I think the option is to write a wrapper function for writing to HDF5 and that wrapper function uses the C API but is easy enough to alter and enable the C++ API.
@pelahi - exactly. Looking at io.cxx there are a lot of hdf5 calls but they are almost all just writing an array to a new dataset, so if we have a function to do that then that the output side is mostly taken care of. Parallel input as @MatthieuSchaller suggests would be more work. Maybe that should be another feature request.
I wrote a bit of code to do HDF5 output from HBT that might be useful for this. I'll take a look at adapting it.
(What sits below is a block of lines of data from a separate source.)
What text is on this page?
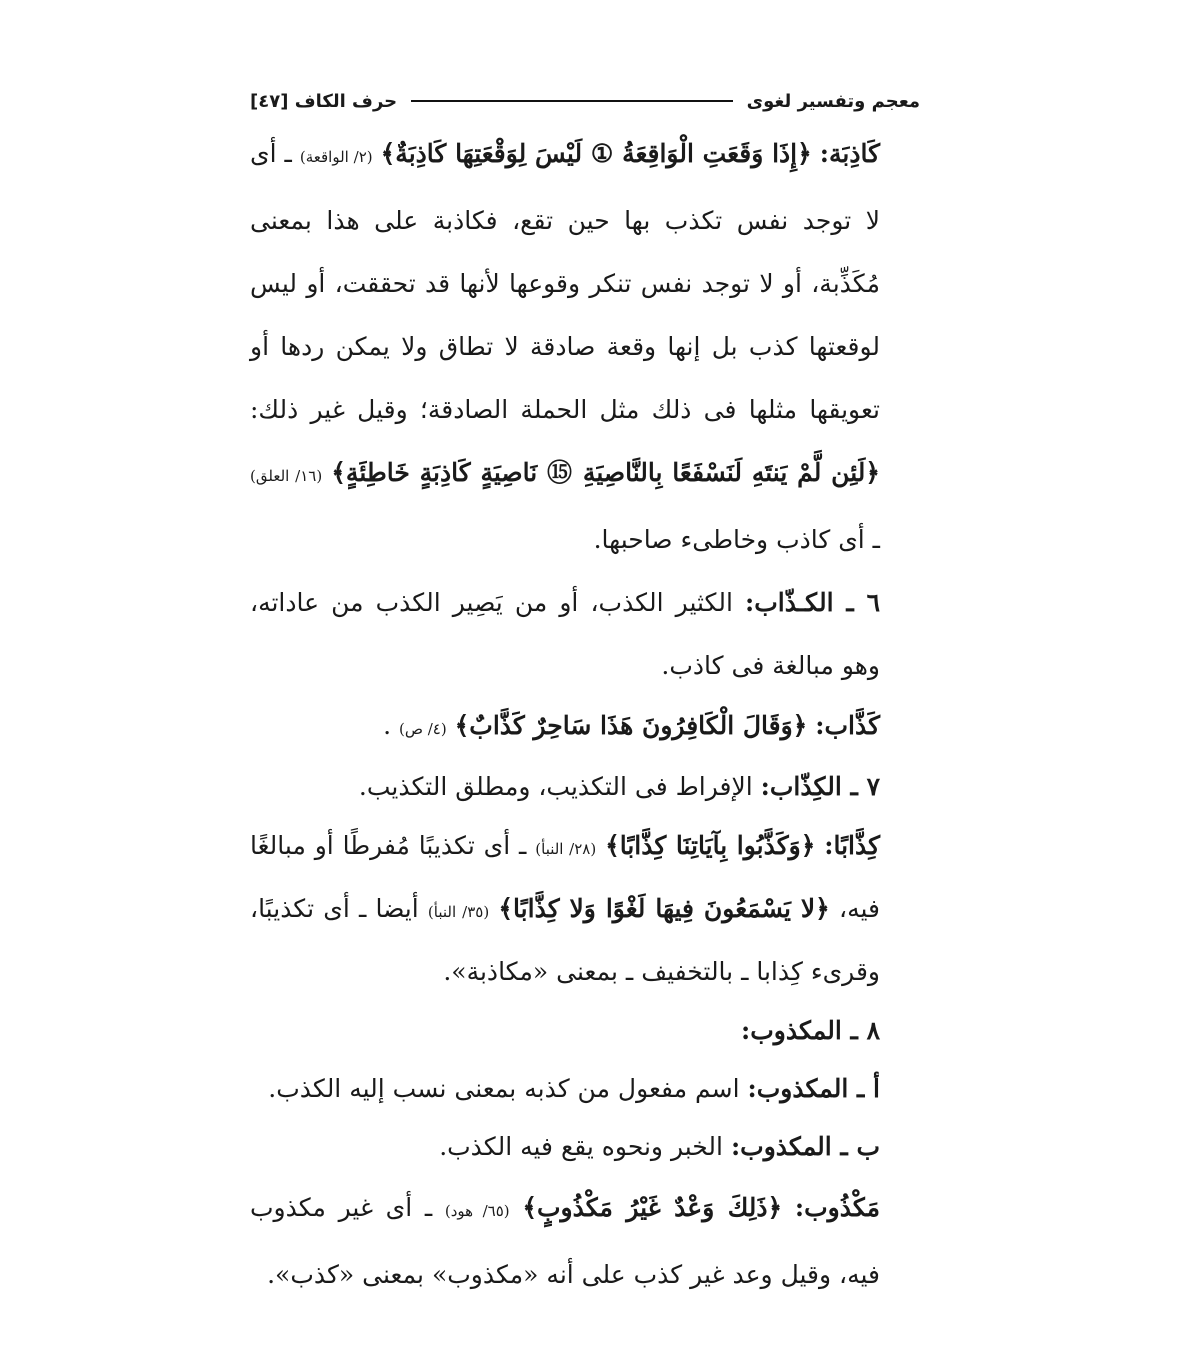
معجم وتفسير لغوى
حرف الكاف [٤٧]
كَاذِبَة: ﴿إِذَا وَقَعَتِ الْوَاقِعَةُ ① لَيْسَ لِوَقْعَتِهَا كَاذِبَةٌ﴾ (٢/ الواقعة) ـ أى لا توجد نفس تكذب بها حين تقع، فكاذبة على هذا بمعنى مُكَذِّبة، أو لا توجد نفس تنكر وقوعها لأنها قد تحققت، أو ليس لوقعتها كذب بل إنها وقعة صادقة لا تطاق ولا يمكن ردها أو تعويقها مثلها فى ذلك مثل الحملة الصادقة؛ وقيل غير ذلك: ﴿لَئِن لَّمْ يَنتَهِ لَنَسْفَعًا بِالنَّاصِيَةِ ⑮ نَاصِيَةٍ كَاذِبَةٍ خَاطِئَةٍ﴾ (١٦/ العلق) ـ أى كاذب وخاطىء صاحبها.
٦ ـ الكـذّاب: الكثير الكذب، أو من يَصِير الكذب من عاداته، وهو مبالغة فى كاذب.
كَذَّاب: ﴿وَقَالَ الْكَافِرُونَ هَذَا سَاحِرٌ كَذَّابٌ﴾ (٤/ ص) .
٧ ـ الكِذّاب: الإفراط فى التكذيب، ومطلق التكذيب.
كِذَّابًا: ﴿وَكَذَّبُوا بِآيَاتِنَا كِذَّابًا﴾ (٢٨/ النبأ) ـ أى تكذيبًا مُفرطًا أو مبالغًا فيه، ﴿لا يَسْمَعُونَ فِيهَا لَغْوًا وَلا كِذَّابًا﴾ (٣٥/ النبأ) أيضا ـ أى تكذيبًا، وقرىء كِذابا ـ بالتخفيف ـ بمعنى «مكاذبة».
٨ ـ المكذوب:
أ ـ المكذوب: اسم مفعول من كذبه بمعنى نسب إليه الكذب.
ب ـ المكذوب: الخبر ونحوه يقع فيه الكذب.
مَكْذُوب: ﴿ذَلِكَ وَعْدٌ غَيْرُ مَكْذُوبٍ﴾ (٦٥/ هود) ـ أى غير مكذوب فيه، وقيل وعد غير كذب على أنه «مكذوب» بمعنى «كذب».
There's also the hdf5 input/output classes we use in shark (https://github.com/ICRAR/shark/tree/master/include/hdf5 and https://github.com/ICRAR/shark/tree/master/src/hdf5). They are built on top of the HDF5 C++ bindings, but they don't expose that detail to the caller, who only issues simple calls (e.g., https://github.com/ICRAR/shark/blob/master/src/galaxy_writer.cpp#L96-L161 and others in the same file).
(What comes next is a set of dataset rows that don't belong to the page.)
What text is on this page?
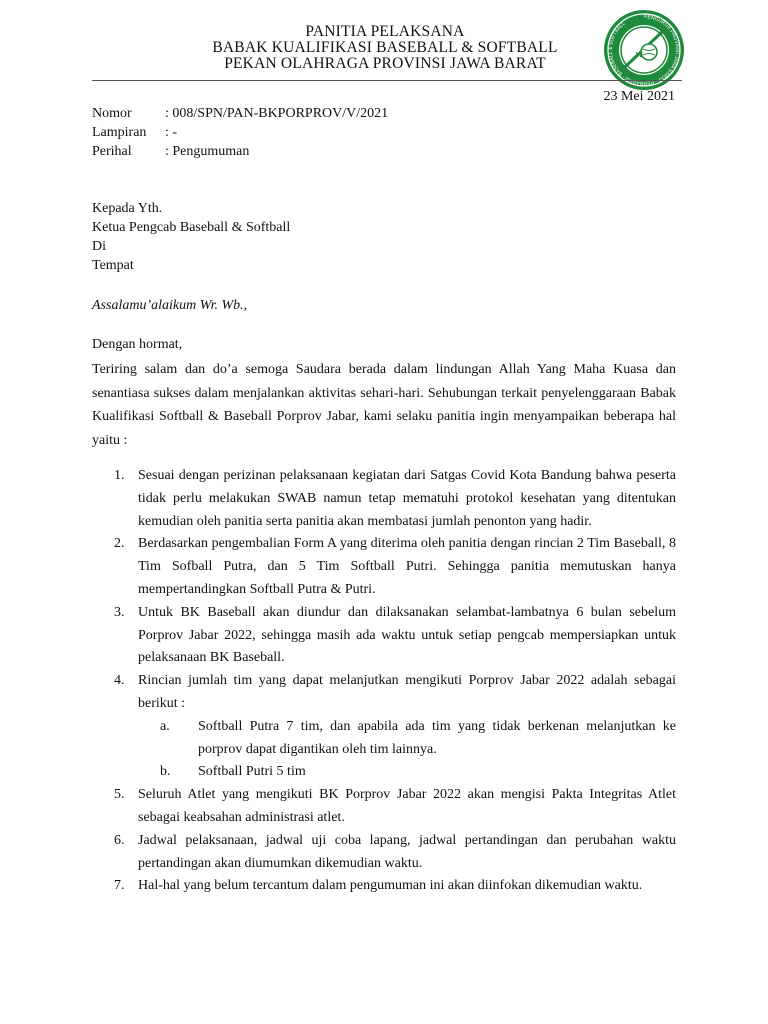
PANITIA PELAKSANA
BABAK KUALIFIKASI BASEBALL & SOFTBALL
PEKAN OLAHRAGA PROVINSI JAWA BARAT	W
PENGURUS PROVINSI JAWA BARAT · PERBASASI · BASEBALL & SOFTBALL
23 Mei 2021
Nomor	: 008/SPN/PAN-BKPORPROV/V/2021
Lampiran	: -
Perihal	: Pengumuman
Kepada Yth.
Ketua Pengcab Baseball & Softball
Di
Tempat
Assalamu’alaikum Wr. Wb.,
Dengan hormat,

Teriring salam dan do’a semoga Saudara berada dalam lindungan Allah Yang Maha Kuasa dan senantiasa sukses dalam menjalankan aktivitas sehari-hari. Sehubungan terkait penyelenggaraan Babak Kualifikasi Softball & Baseball Porprov Jabar, kami selaku panitia ingin menyampaikan beberapa hal yaitu :

1. Sesuai dengan perizinan pelaksanaan kegiatan dari Satgas Covid Kota Bandung bahwa peserta tidak perlu melakukan SWAB namun tetap mematuhi protokol kesehatan yang ditentukan kemudian oleh panitia serta panitia akan membatasi jumlah penonton yang hadir.
2. Berdasarkan pengembalian Form A yang diterima oleh panitia dengan rincian 2 Tim Baseball, 8 Tim Sofball Putra, dan 5 Tim Softball Putri. Sehingga panitia memutuskan hanya mempertandingkan Softball Putra & Putri.
3. Untuk BK Baseball akan diundur dan dilaksanakan selambat-lambatnya 6 bulan sebelum Porprov Jabar 2022, sehingga masih ada waktu untuk setiap pengcab mempersiapkan untuk pelaksanaan BK Baseball.
4. Rincian jumlah tim yang dapat melanjutkan mengikuti Porprov Jabar 2022 adalah sebagai berikut :
a.	Softball Putra 7 tim, dan apabila ada tim yang tidak berkenan melanjutkan ke porprov dapat digantikan oleh tim lainnya.
b.	Softball Putri 5 tim
5. Seluruh Atlet yang mengikuti BK Porprov Jabar 2022 akan mengisi Pakta Integritas Atlet sebagai keabsahan administrasi atlet.
6. Jadwal pelaksanaan, jadwal uji coba lapang, jadwal pertandingan dan perubahan waktu pertandingan akan diumumkan dikemudian waktu.
7. Hal-hal yang belum tercantum dalam pengumuman ini akan diinfokan dikemudian waktu.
@rtobar that would not directly solve the issue as far as I understand it as the bindings will still require a C++-enabled build of HDF5, which directly conflicts with the use of parallel-hdf5 in other parts of the code.
Yes, sorry for the confusion. When I said that the shark classes don't "expose that detail" I was actually VERY implicitly implying (my bad!) that their internal usage of the hdf5 lib could be rewritten to use the C API instead, while maintaining the ease of use for callers. So yes, not fully "just plug and play", but I thought it would be useful to get some ideas.
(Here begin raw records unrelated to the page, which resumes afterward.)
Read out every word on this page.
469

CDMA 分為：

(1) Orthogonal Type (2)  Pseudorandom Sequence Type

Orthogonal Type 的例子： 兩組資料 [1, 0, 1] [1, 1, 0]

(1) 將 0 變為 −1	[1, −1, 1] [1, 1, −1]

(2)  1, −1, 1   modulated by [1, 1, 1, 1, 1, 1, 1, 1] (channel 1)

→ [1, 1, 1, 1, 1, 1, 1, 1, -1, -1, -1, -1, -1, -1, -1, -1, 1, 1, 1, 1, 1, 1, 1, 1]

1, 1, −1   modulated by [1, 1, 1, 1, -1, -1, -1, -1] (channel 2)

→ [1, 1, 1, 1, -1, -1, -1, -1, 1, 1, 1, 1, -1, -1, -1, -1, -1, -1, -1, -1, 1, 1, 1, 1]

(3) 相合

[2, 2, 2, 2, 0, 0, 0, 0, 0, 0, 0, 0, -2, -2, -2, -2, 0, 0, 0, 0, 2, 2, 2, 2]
I've uploaded a branch with an incomplete attempt at the type of changes I had in mind: https://github.com/jchelly/VELOCIraptor-STF/tree/swift_hdf5_nocxx . This adds a H5OutputFile class with write_dataset and write_attribute methods implemented using the HDF5 C API and I've converted some of the calls in io.cxx.
VR updated to use HDF C API.
Is your feature request related to a problem? Please describe.
When building the SWIFT interface we need to link to the same HDF5 installation that SWIFT is using. We need HDF5 with MPI support (for SWIFT) and the C++ interface (for Velociraptor). This combination is officially unsupported so it's not tested by the HDF5 developers and we usually wont be able to use pre-existing installations at HPC centres.
Describe the solution you'd like
We could make it possible to build the SWIFT interface without HDF5 C++ support. There's no need to modify the HDF5 snapshot reading routines because they could just be disabled if we're running within SWIFT. We would only need to modify the code that writes out the group information. Probably that could be done by making a small class or function for writing datasets via the C interface then using that instead of the C++ interface. At the moment there's a lot of duplication of HDF5 calls in io.c so it might be an improvement to readability too.
Describe alternatives you've considered
The SWIFT interface does build with HDF5 disabled entirely but then we're stuck with binary output.